As we close this year’s theme of Living Compassion, I am reminded that some of the most profound holy moments in my life have occurred when care was given and received between flesh and blood human beings. This is why an entire year exploring compassion didn’t seem like too much for me – as if I could grow as much as I need to around compassion in only a year!

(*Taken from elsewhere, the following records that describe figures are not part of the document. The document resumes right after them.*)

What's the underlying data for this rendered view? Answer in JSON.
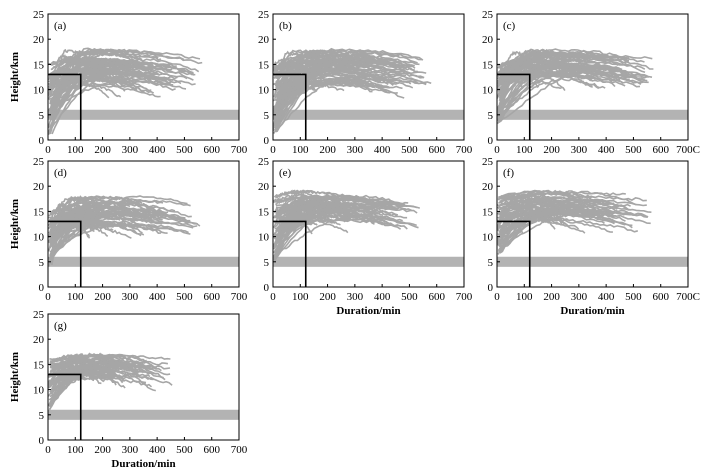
{
  "figure": {
    "shared": {
      "xlabel": "Duration/min",
      "ylabel": "Height/km",
      "xlim": [
        0,
        700
      ],
      "ylim": [
        0,
        25
      ],
      "xticks": [
        "0",
        "100",
        "200",
        "300",
        "400",
        "500",
        "600",
        "700"
      ],
      "xticks_alt": [
        "0",
        "100",
        "200",
        "300",
        "400",
        "500",
        "600",
        "700C"
      ],
      "yticks": [
        "0",
        "5",
        "10",
        "15",
        "20",
        "25"
      ],
      "colors": {
        "trajectory": "#a6a6a6",
        "band": "#b3b3b3",
        "box": "#000000",
        "axis": "#000000"
      }
    }
  },
  "chart_data": [
    {
      "type": "line",
      "panel_label": "(a)",
      "xlim": [
        0,
        700
      ],
      "ylim": [
        0,
        25
      ],
      "band": {
        "y": [
          4,
          6
        ]
      },
      "reference_box": {
        "x": [
          0,
          120
        ],
        "y": [
          0,
          13
        ]
      },
      "trajectories": {
        "count": 80,
        "start_height_range": [
          1,
          15
        ],
        "max_height_range": [
          11,
          18
        ],
        "duration_range": [
          90,
          560
        ]
      },
      "xlabel": "",
      "ylabel": "Height/km",
      "xtick_variant": "xticks"
    },
    {
      "type": "line",
      "panel_label": "(b)",
      "xlim": [
        0,
        700
      ],
      "ylim": [
        0,
        25
      ],
      "band": {
        "y": [
          4,
          6
        ]
      },
      "reference_box": {
        "x": [
          0,
          120
        ],
        "y": [
          0,
          13
        ]
      },
      "trajectories": {
        "count": 90,
        "start_height_range": [
          1,
          15
        ],
        "max_height_range": [
          11,
          18
        ],
        "duration_range": [
          90,
          570
        ]
      },
      "xlabel": "",
      "ylabel": "",
      "xtick_variant": "xticks"
    },
    {
      "type": "line",
      "panel_label": "(c)",
      "xlim": [
        0,
        700
      ],
      "ylim": [
        0,
        25
      ],
      "band": {
        "y": [
          4,
          6
        ]
      },
      "reference_box": {
        "x": [
          0,
          120
        ],
        "y": [
          0,
          13
        ]
      },
      "trajectories": {
        "count": 75,
        "start_height_range": [
          3,
          15
        ],
        "max_height_range": [
          12,
          18
        ],
        "duration_range": [
          90,
          570
        ]
      },
      "xlabel": "",
      "ylabel": "",
      "xtick_variant": "xticks_alt"
    },
    {
      "type": "line",
      "panel_label": "(d)",
      "xlim": [
        0,
        700
      ],
      "ylim": [
        0,
        25
      ],
      "band": {
        "y": [
          4,
          6
        ]
      },
      "reference_box": {
        "x": [
          0,
          120
        ],
        "y": [
          0,
          13
        ]
      },
      "trajectories": {
        "count": 75,
        "start_height_range": [
          4,
          15
        ],
        "max_height_range": [
          12,
          18
        ],
        "duration_range": [
          90,
          550
        ]
      },
      "xlabel": "",
      "ylabel": "Height/km",
      "xtick_variant": "xticks"
    },
    {
      "type": "line",
      "panel_label": "(e)",
      "xlim": [
        0,
        700
      ],
      "ylim": [
        0,
        25
      ],
      "band": {
        "y": [
          4,
          6
        ]
      },
      "reference_box": {
        "x": [
          0,
          120
        ],
        "y": [
          0,
          13
        ]
      },
      "trajectories": {
        "count": 75,
        "start_height_range": [
          5,
          18
        ],
        "max_height_range": [
          13,
          18
        ],
        "duration_range": [
          90,
          540
        ]
      },
      "xlabel": "Duration/min",
      "ylabel": "",
      "xtick_variant": "xticks"
    },
    {
      "type": "line",
      "panel_label": "(f)",
      "xlim": [
        0,
        700
      ],
      "ylim": [
        0,
        25
      ],
      "band": {
        "y": [
          4,
          6
        ]
      },
      "reference_box": {
        "x": [
          0,
          120
        ],
        "y": [
          0,
          13
        ]
      },
      "trajectories": {
        "count": 70,
        "start_height_range": [
          6,
          18
        ],
        "max_height_range": [
          13,
          18
        ],
        "duration_range": [
          90,
          560
        ]
      },
      "xlabel": "Duration/min",
      "ylabel": "",
      "xtick_variant": "xticks_alt"
    },
    {
      "type": "line",
      "panel_label": "(g)",
      "xlim": [
        0,
        700
      ],
      "ylim": [
        0,
        25
      ],
      "band": {
        "y": [
          4,
          6
        ]
      },
      "reference_box": {
        "x": [
          0,
          120
        ],
        "y": [
          0,
          13
        ]
      },
      "trajectories": {
        "count": 60,
        "start_height_range": [
          6,
          16
        ],
        "max_height_range": [
          12,
          17
        ],
        "duration_range": [
          90,
          450
        ]
      },
      "xlabel": "Duration/min",
      "ylabel": "Height/km",
      "xtick_variant": "xticks"
    }
  ]
}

Maybe it is refreshed eyes coming back from a recent sabbatical. Or perhaps after six years into my ministry here, I’m simply growing in my ability to notice it, but recently, I’ve been experiencing the “God of Many Names” regularly. Unsurprisingly to me, I have this experience often in the midst of human relationship, and often around human pain. A member of the church will come to mind on my drive to work, and hours later, we receive a call from them in the hospital. A tray full of soil from a woman’s hometown bloomed with a single flower the day after she died. A friend talks of their struggles at a meeting of colleagues, and I sense a comfort sweep through the room. I’ve passed right over moments like these in my life. Perhaps for some of you, they don’t mean much. But they have spoken to me in recent months. They speak to me of the existence of a reality bigger than my own faults and goals, the possibility for hope and care that exists in the most unexpected places, and a “Mystery beyond all naming” that helps me experience awe. Like Carrie Newcomer, I do not know its name, but in moments of compassion and human care, I’ve met a presence that is worthy of the name God.
Many good thoughts to you all as we finish a year about compassion, knowing there is still much good work to do.